Observé de nuevo al grupo. Estábamos en una sala inmensa: paredes grises con rectángulos de luz blanca, moqueta gris, mesa en herradura color metal con controles negros, jarras de agua. La FEM Meina Gladstone estaba sentada en el centro del arco de la mesa, los senadores y ministros cerca de ella, los militares y otros funcionarios de segundo rango más lejos.

Detrás de todos estaban sentados los inevitables enjambres de ayudantes, y detrás de éstos —en sillas menos confortables— los asistentes de los ayudantes. Ningún miembro de FUERZA ostentaba un grado inferior a coronel.

Yo no tenía silla. Con otro grupo de invitados, que a todas luces, no cumplían ningún propósito, estaba sentado en un taburete cerca de un rincón, a veinte metros de la FEM y aún más lejos del oficial que hablaba, un joven coronel con un puntero en la mano y sin titubeos en la voz. A espaldas del coronel se erguía la losa dorada y gris de un proyector de datos, al frente la omniesfera típica de cualquier holofoso. De vez en cuando, el proyector se enturbiaba y cobraba vida o complejos hologramas cubrían el aire. Miniaturas de estos diagramas relucían en cada pantalla y revoloteaban sobre algunos comlogs.

Yo observaba a Gladstone y dibujaba bocetos.

Al despertar esa mañana en la sala de Huéspedes de la Casa de Gobierno, con la brillante luz de Tau Ceti atravesando los cortinajes color melocotón que se habían abierto automáticamente a las 0630, quedé desorientado por un instante. Todavía perseguía a Lenar Hoyt, todavía sentía miedo del Alcaudón y de Het Masteen. Luego, como si una potestad me hubiera concedido el deseo de soñar mis propios sueños, sufrí un minuto de confusión, y me quedé sentado, jadeando, mirando en torno alarmado, temiendo que la moqueta color limón y la luz ambarina se disiparan como un sueño febril, dejando sólo el dolor, la flema y las terribles hemorragias, la sangre sobre el lino, la luminosa sala disolviéndose en las sombras de mi oscuro apartamento de la Piazza di Spagna mientras Joseph Severn inclinaba hacia mí el delicado rostro pintando mi muerte.
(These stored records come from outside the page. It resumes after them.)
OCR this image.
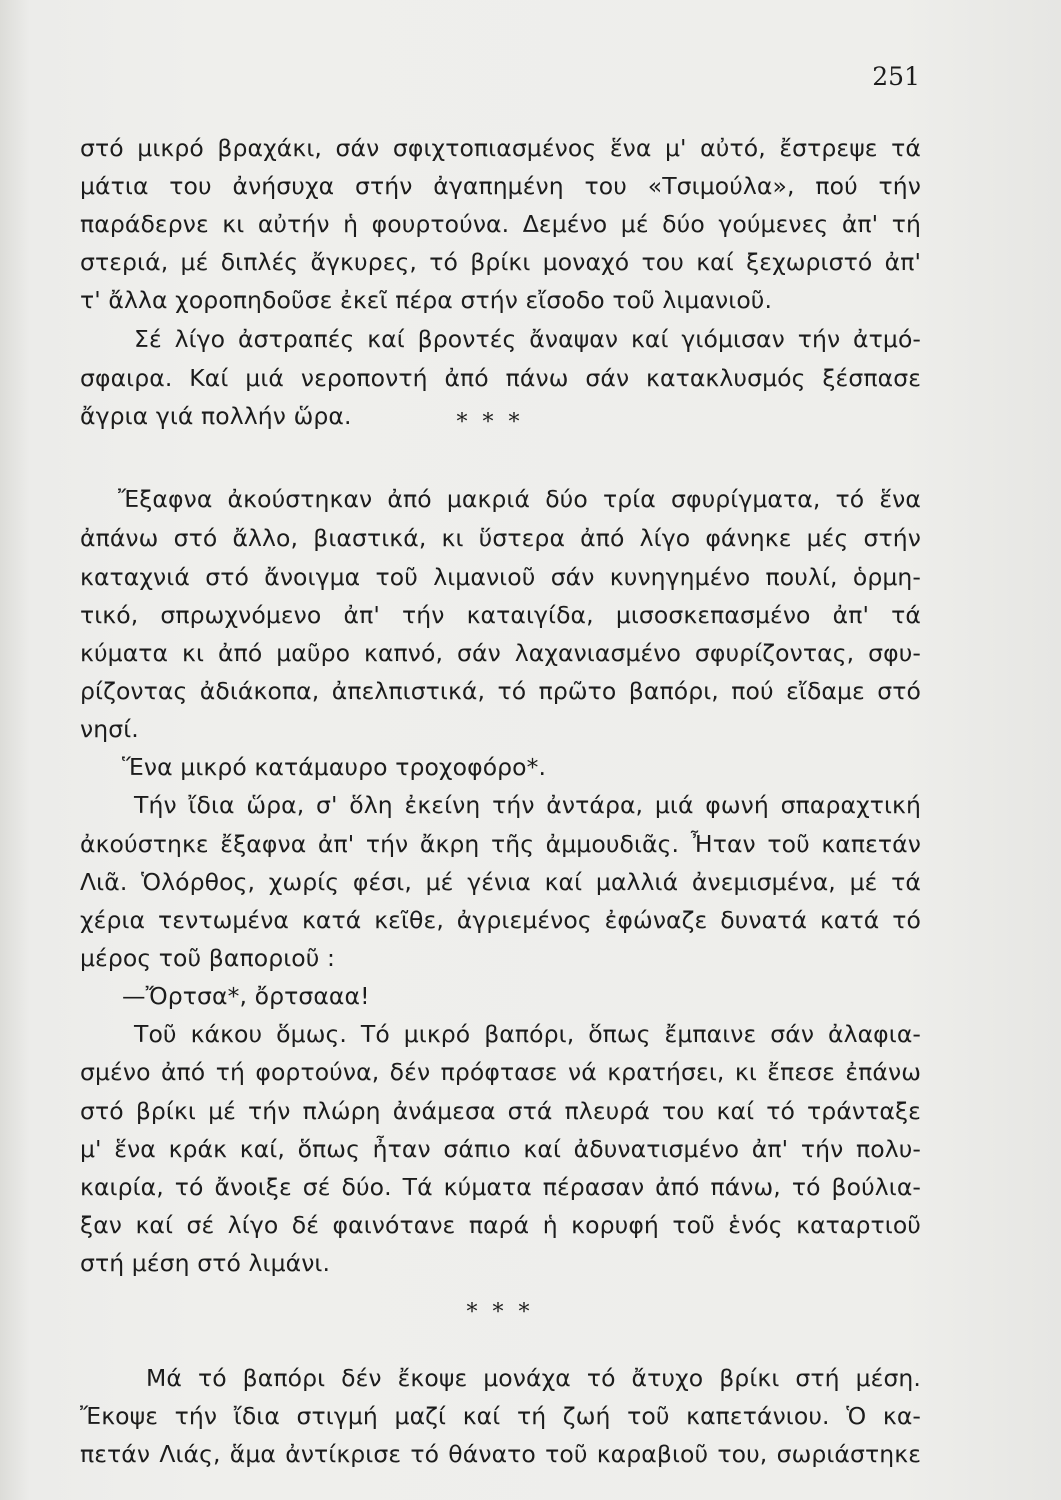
251
στό μικρό βραχάκι, σάν σφιχτοπιασμένος ἕνα μ' αὐτό, ἔστρεψε τά
μάτια του ἀνήσυχα στήν ἀγαπημένη του «Τσιμούλα», πού τήν
παράδερνε κι αὐτήν ἡ φουρτούνα. Δεμένο μέ δύο γούμενες ἀπ' τή
στεριά, μέ διπλές ἄγκυρες, τό βρίκι μοναχό του καί ξεχωριστό ἀπ'
τ' ἄλλα χοροπηδοῦσε ἐκεῖ πέρα στήν εἴσοδο τοῦ λιμανιοῦ.
Σέ λίγο ἀστραπές καί βροντές ἄναψαν καί γιόμισαν τήν ἀτμό-
σφαιρα. Καί μιά νεροποντή ἀπό πάνω σάν κατακλυσμός ξέσπασε
ἄγρια γιά πολλήν ὥρα.	* * *
Ἔξαφνα ἀκούστηκαν ἀπό μακριά δύο τρία σφυρίγματα, τό ἕνα
ἀπάνω στό ἄλλο, βιαστικά, κι ὕστερα ἀπό λίγο φάνηκε μές στήν
καταχνιά στό ἄνοιγμα τοῦ λιμανιοῦ σάν κυνηγημένο πουλί, ὁρμη-
τικό, σπρωχνόμενο ἀπ' τήν καταιγίδα, μισοσκεπασμένο ἀπ' τά
κύματα κι ἀπό μαῦρο καπνό, σάν λαχανιασμένο σφυρίζοντας, σφυ-
ρίζοντας ἀδιάκοπα, ἀπελπιστικά, τό πρῶτο βαπόρι, πού εἴδαμε στό
νησί.
Ἕνα μικρό κατάμαυρο τροχοφόρο*.
Τήν ἴδια ὥρα, σ' ὅλη ἐκείνη τήν ἀντάρα, μιά φωνή σπαραχτική
ἀκούστηκε ἔξαφνα ἀπ' τήν ἄκρη τῆς ἀμμουδιᾶς. Ἦταν τοῦ καπετάν
Λιᾶ. Ὁλόρθος, χωρίς φέσι, μέ γένια καί μαλλιά ἀνεμισμένα, μέ τά
χέρια τεντωμένα κατά κεῖθε, ἀγριεμένος ἐφώναζε δυνατά κατά τό
μέρος τοῦ βαποριοῦ :
—Ὄρτσα*, ὄρτσααα!
Τοῦ κάκου ὅμως. Τό μικρό βαπόρι, ὅπως ἔμπαινε σάν ἀλαφια-
σμένο ἀπό τή φορτούνα, δέν πρόφτασε νά κρατήσει, κι ἔπεσε ἐπάνω
στό βρίκι μέ τήν πλώρη ἀνάμεσα στά πλευρά του καί τό τράνταξε
μ' ἕνα κράκ καί, ὅπως ἦταν σάπιο καί ἀδυνατισμένο ἀπ' τήν πολυ-
καιρία, τό ἄνοιξε σέ δύο. Τά κύματα πέρασαν ἀπό πάνω, τό βούλια-
ξαν καί σέ λίγο δέ φαινότανε παρά ἡ κορυφή τοῦ ἑνός καταρτιοῦ
στή μέση στό λιμάνι.
* * *
Μά τό βαπόρι δέν ἔκοψε μονάχα τό ἄτυχο βρίκι στή μέση.
Ἔκοψε τήν ἴδια στιγμή μαζί καί τή ζωή τοῦ καπετάνιου. Ὁ κα-
πετάν Λιάς, ἅμα ἀντίκρισε τό θάνατο τοῦ καραβιοῦ του, σωριάστηκε
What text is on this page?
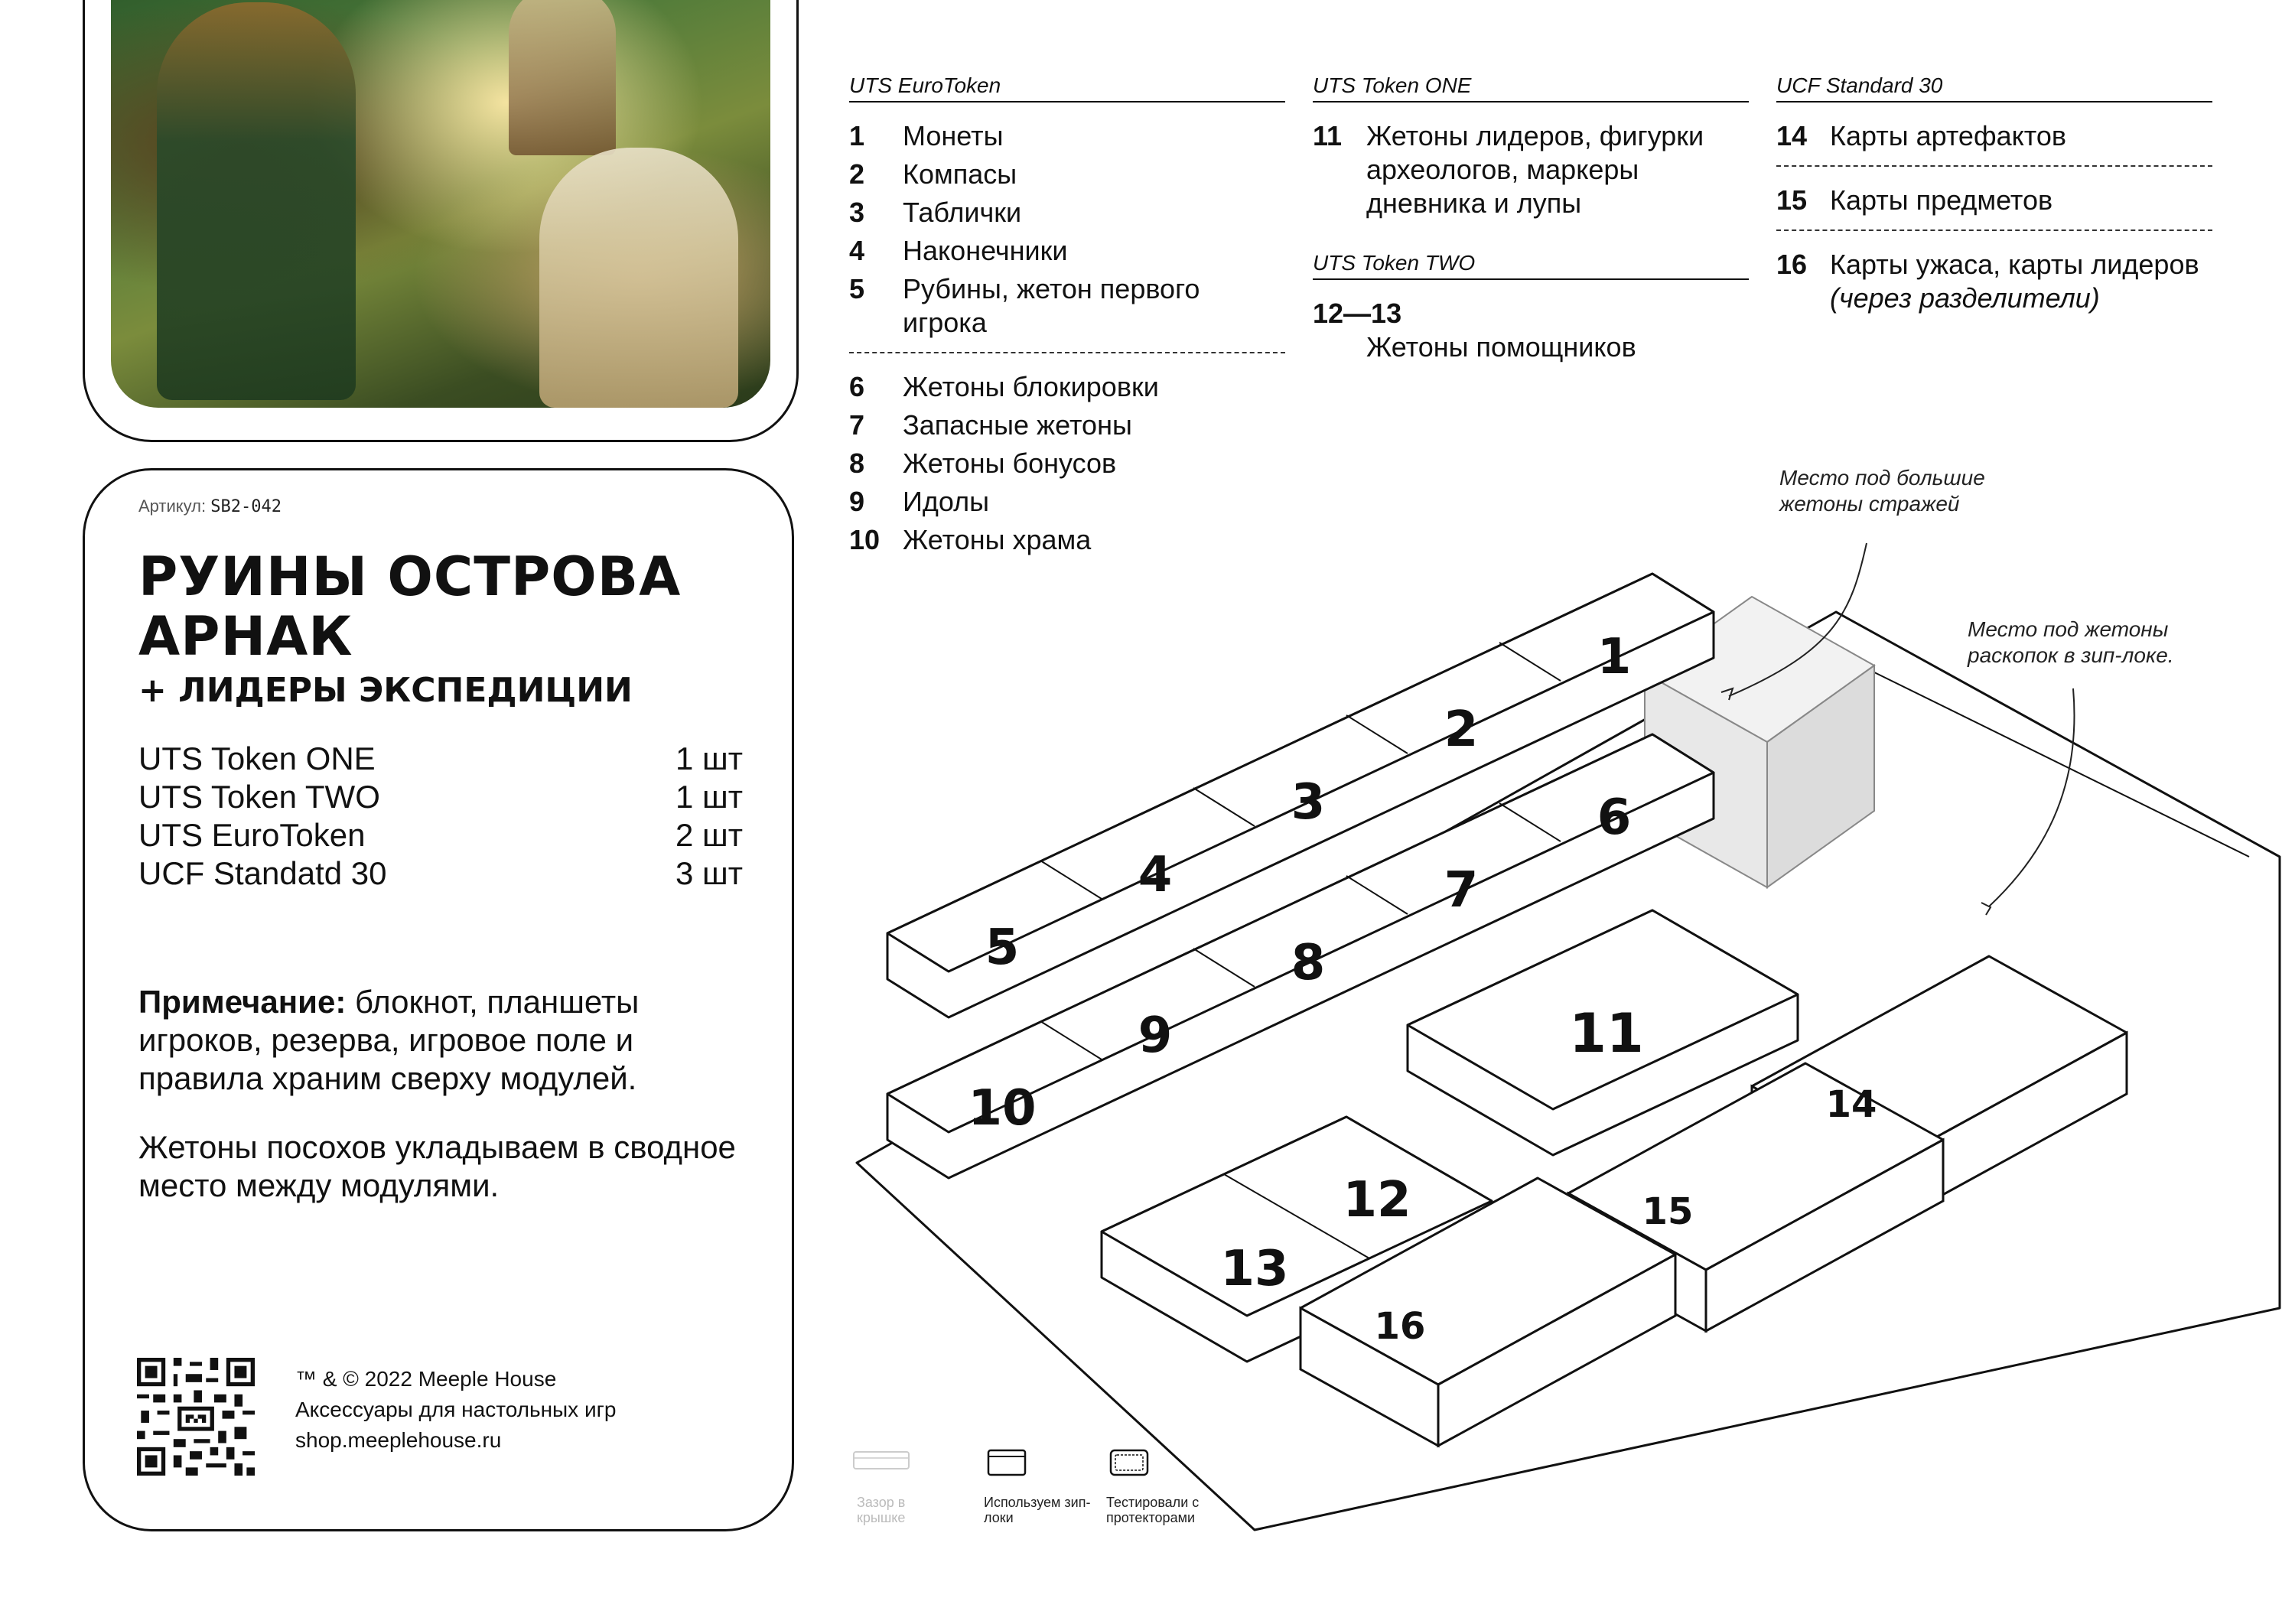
Артикул: SB2-042
РУИНЫ ОСТРОВА АРНАК
+ ЛИДЕРЫ ЭКСПЕДИЦИИ
UTS Token ONE	1 шт
UTS Token TWO	1 шт
UTS EuroToken	2 шт
UCF Standatd 30	3 шт

Примечание: блокнот, планшеты игроков, резерва, игровое поле и правила храним сверху модулей.

Жетоны посохов укладываем в сводное место между модулями.

™ & © 2022 Meeple House
Аксессуары для настольных игр
shop.meeplehouse.ru
UTS EuroToken
1	Монеты
2	Компасы
3	Таблички
4	Наконечники
5	Рубины, жетон первого игрока
6	Жетоны блокировки
7	Запасные жетоны
8	Жетоны бонусов
9	Идолы
10 Жетоны храма
UTS Token ONE
11 Жетоны лидеров, фигурки археологов, маркеры дневника и лупы
UTS Token TWO
12—13
Жетоны помощников
UCF Standard 30
14 Карты артефактов
15 Карты предметов
16 Карты ужаса, карты лидеров
(через разделители)
Место под большие жетоны стражей
Место под жетоны раскопок в зип-локе.
1
2
3
4
5
6
7
8
9
10
11
12
13
14
15
16
Зазор в крышке
Используем зип-локи
Тестировали с протекторами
Me duché dos veces, primero con agua y luego con vibraciones sónicas, me puse el flamante traje gris que me aguardaba en la cama recién hecha cuando salí del cuarto de baño y enfilé hacia el patio este, donde —según me informaba un mensaje grabado— se servía el desayuno para los huéspedes.

El zumo de naranja estaba recién exprimido. El tocino era crujiente y auténtico. El periódico decía que la FEM Gladstone dirigiría un discurso a la Red a través de la Entidad Suma y los medios a las 1030, hora estándar. Las páginas estaban llenas de noticias referentes a la guerra. Fotos bidimensionales de la armada relucían a todo color. El general Morpurgo fruncía el ceño en la página tres; el periódico lo llamaba «el héroe de la Segunda Rebelión de Height».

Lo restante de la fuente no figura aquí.